7.2. Smart Algorithm for Energy Source Selection
The second part of the research involved the development and implementation of a power management algorithm, both in simulation and hardware. This algorithm’s objective was to intelligently select the most available energy source at any given time. The implementation of this algorithm led to a decrease in system deadtime, where deadtime is defined as periods when the battery is completely discharged. Consequently, the system exhibited higher overall availability. However, the research also highlighted a tradeoff introduced by the algorithm. While it extended battery life by maintaining the SoC within certain limits, this also resulted in increased downtime, defined as periods when the SoC is below 20%, during which the system conserves power by not transmitting messages. The research concludes that the use of a capacitor alone or complete elimination of an energy storage element is not feasible for maintaining sufficient system availability. Therefore, a small battery or a large capacitor remains essential for ensuring the system’s effective operation.
8. Conclusion
The algorithm greatly enhances the overall availability of the system in a multi-input EH setting, with the combination of solar and wind energy being particularly advantageous in guaranteeing a continuous power supply. This combination enhances energy density and decreases dependence on bulky batteries or capacitors, hence facilitating a more cost-effective and eco-friendly system design. Furthermore, the algorithm efficiently facilitates uninterrupted system functioning and enhances energy efficiency by intelligently choosing the most appropriate energy source that is currently accessible.
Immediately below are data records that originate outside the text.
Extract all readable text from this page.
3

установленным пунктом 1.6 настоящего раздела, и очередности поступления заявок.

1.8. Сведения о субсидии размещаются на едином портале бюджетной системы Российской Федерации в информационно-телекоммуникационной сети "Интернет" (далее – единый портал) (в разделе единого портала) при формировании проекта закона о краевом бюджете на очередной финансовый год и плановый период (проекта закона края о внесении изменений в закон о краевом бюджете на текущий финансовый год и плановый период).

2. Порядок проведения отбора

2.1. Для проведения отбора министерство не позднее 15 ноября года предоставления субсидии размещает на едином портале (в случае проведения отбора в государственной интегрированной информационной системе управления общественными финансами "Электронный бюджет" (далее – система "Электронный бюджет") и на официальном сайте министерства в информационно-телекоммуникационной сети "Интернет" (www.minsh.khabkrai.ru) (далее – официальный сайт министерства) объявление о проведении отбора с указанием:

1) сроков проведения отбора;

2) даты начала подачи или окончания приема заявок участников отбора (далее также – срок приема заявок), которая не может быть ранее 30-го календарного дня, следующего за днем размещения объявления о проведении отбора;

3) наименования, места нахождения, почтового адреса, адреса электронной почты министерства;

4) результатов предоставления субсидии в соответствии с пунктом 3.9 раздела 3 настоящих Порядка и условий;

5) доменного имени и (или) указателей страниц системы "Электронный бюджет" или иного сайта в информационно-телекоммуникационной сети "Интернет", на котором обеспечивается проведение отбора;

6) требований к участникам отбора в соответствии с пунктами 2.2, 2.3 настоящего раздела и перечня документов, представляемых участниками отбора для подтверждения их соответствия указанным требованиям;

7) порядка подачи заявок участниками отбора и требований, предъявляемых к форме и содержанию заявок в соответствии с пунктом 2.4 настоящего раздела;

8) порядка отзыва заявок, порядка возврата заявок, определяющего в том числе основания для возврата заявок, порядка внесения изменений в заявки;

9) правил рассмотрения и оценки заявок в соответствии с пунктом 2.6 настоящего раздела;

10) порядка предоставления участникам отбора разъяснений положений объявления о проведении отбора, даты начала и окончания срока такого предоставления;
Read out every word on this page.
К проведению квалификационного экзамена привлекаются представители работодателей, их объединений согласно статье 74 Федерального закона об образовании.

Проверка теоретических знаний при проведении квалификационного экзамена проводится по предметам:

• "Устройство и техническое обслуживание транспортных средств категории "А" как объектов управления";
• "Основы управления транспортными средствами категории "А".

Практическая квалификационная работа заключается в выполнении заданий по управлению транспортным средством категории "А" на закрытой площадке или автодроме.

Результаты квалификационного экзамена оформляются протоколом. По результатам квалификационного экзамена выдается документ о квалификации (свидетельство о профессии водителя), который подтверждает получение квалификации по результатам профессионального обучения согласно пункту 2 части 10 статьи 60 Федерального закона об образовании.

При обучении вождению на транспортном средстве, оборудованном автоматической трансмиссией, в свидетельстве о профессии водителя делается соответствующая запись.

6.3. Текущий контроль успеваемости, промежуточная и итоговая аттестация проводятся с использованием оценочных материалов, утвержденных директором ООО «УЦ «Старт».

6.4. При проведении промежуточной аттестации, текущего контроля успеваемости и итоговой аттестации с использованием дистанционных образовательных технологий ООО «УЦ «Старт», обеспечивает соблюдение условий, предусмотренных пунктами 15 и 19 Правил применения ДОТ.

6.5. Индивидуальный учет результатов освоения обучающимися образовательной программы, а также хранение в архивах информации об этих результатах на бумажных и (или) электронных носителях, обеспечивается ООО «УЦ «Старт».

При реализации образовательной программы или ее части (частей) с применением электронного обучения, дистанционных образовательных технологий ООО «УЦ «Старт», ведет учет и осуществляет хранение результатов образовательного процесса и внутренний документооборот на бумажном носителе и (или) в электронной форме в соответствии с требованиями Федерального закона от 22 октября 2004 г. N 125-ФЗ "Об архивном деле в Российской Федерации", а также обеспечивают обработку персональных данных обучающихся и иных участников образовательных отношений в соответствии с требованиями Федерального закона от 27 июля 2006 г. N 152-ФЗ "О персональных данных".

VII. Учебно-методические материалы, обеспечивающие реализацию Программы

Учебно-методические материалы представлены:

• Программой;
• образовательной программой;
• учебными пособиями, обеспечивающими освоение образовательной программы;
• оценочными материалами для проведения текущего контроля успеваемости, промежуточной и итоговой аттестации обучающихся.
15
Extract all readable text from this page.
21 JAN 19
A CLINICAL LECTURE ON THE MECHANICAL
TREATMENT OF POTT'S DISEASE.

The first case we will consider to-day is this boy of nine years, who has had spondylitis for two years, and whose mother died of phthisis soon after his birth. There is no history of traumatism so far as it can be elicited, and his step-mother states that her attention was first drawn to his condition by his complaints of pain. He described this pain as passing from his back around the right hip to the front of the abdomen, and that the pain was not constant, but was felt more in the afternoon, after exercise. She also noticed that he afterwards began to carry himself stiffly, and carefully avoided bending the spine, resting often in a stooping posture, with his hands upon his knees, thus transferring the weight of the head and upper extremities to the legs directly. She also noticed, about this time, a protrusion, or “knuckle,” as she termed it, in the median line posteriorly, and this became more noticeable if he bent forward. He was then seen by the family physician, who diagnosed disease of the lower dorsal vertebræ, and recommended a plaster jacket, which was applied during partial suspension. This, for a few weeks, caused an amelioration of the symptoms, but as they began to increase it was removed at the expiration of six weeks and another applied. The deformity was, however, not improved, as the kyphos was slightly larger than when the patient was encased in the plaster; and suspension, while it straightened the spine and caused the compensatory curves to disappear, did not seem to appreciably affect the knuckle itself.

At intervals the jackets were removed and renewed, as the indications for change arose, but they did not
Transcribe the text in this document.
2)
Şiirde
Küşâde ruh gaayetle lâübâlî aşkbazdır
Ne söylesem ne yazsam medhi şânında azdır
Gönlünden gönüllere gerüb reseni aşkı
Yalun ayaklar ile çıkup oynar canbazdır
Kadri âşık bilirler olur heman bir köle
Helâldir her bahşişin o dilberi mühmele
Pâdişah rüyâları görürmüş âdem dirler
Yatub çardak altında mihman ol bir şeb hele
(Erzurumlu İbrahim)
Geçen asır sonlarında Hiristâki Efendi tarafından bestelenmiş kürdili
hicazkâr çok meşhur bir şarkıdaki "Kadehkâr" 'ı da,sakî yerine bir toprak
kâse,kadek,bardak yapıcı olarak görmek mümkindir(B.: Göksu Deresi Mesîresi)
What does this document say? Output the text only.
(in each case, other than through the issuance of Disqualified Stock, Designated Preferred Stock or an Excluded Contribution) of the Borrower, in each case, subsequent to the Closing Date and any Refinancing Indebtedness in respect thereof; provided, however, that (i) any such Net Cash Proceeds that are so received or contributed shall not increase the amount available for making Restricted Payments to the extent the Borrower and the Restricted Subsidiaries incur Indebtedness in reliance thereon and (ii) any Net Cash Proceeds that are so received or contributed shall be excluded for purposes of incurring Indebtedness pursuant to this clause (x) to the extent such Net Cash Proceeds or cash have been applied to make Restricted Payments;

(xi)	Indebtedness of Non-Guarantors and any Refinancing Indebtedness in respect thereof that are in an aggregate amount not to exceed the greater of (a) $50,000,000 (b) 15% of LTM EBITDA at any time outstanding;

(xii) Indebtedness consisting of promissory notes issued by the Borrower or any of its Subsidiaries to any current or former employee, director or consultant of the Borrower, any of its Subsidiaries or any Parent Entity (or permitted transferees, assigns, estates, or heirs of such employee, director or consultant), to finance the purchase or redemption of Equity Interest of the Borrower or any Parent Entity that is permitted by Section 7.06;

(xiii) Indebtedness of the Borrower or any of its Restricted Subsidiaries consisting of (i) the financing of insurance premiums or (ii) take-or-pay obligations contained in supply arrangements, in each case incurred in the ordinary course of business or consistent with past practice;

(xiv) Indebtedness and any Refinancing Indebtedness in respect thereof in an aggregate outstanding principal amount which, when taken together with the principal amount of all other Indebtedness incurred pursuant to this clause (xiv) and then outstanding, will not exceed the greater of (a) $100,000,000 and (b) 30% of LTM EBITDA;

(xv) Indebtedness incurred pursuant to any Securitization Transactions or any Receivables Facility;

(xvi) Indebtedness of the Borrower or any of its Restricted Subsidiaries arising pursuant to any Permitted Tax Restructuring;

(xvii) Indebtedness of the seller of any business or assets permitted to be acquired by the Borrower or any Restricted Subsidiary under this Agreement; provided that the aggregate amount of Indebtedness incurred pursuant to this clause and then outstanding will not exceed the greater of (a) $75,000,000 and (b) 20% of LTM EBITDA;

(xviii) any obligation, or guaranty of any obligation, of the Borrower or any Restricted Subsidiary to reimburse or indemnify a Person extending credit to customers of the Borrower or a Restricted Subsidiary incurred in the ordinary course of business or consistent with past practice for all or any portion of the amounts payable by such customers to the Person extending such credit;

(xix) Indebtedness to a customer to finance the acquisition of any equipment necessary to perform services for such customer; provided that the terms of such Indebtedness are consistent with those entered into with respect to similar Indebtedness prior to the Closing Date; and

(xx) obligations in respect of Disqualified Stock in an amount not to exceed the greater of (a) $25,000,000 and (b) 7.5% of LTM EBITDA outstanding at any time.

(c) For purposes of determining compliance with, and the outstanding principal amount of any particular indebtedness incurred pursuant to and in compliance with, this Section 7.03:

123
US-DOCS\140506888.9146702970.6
In summary, this work has not only showcased the possibility of integrating solar and wind energy, but also confirmed the efficiency of the created algorithms using both real-world tests and computer simulations. These findings present new possibilities for managing energy in low-power wide-area network devices like LoRa nodes and contribute to the sustainable advancement of IoT devices. Subsequent studies will delve into the utilization of more sustainable resources and enhance energy management tactics to attain greater energy efficiency and system dependability. This will facilitate the global adoption and environmental sustainability of low-power gadgets.
Conflicts of Interest
The authors declare that they have no conflicts of interest.
Authors’ Contributions
Peng Ying contributed to conceptualization, software, visualization, and writing. Xing Shen contributed to software. Xuzhen Jing contributed to project administration and funding acquisition.
Acknowledgments
This work was supported by National Natural Science Foundation of China (12111540251).
Open Research
Data Availability
All the relevant data are within the paper.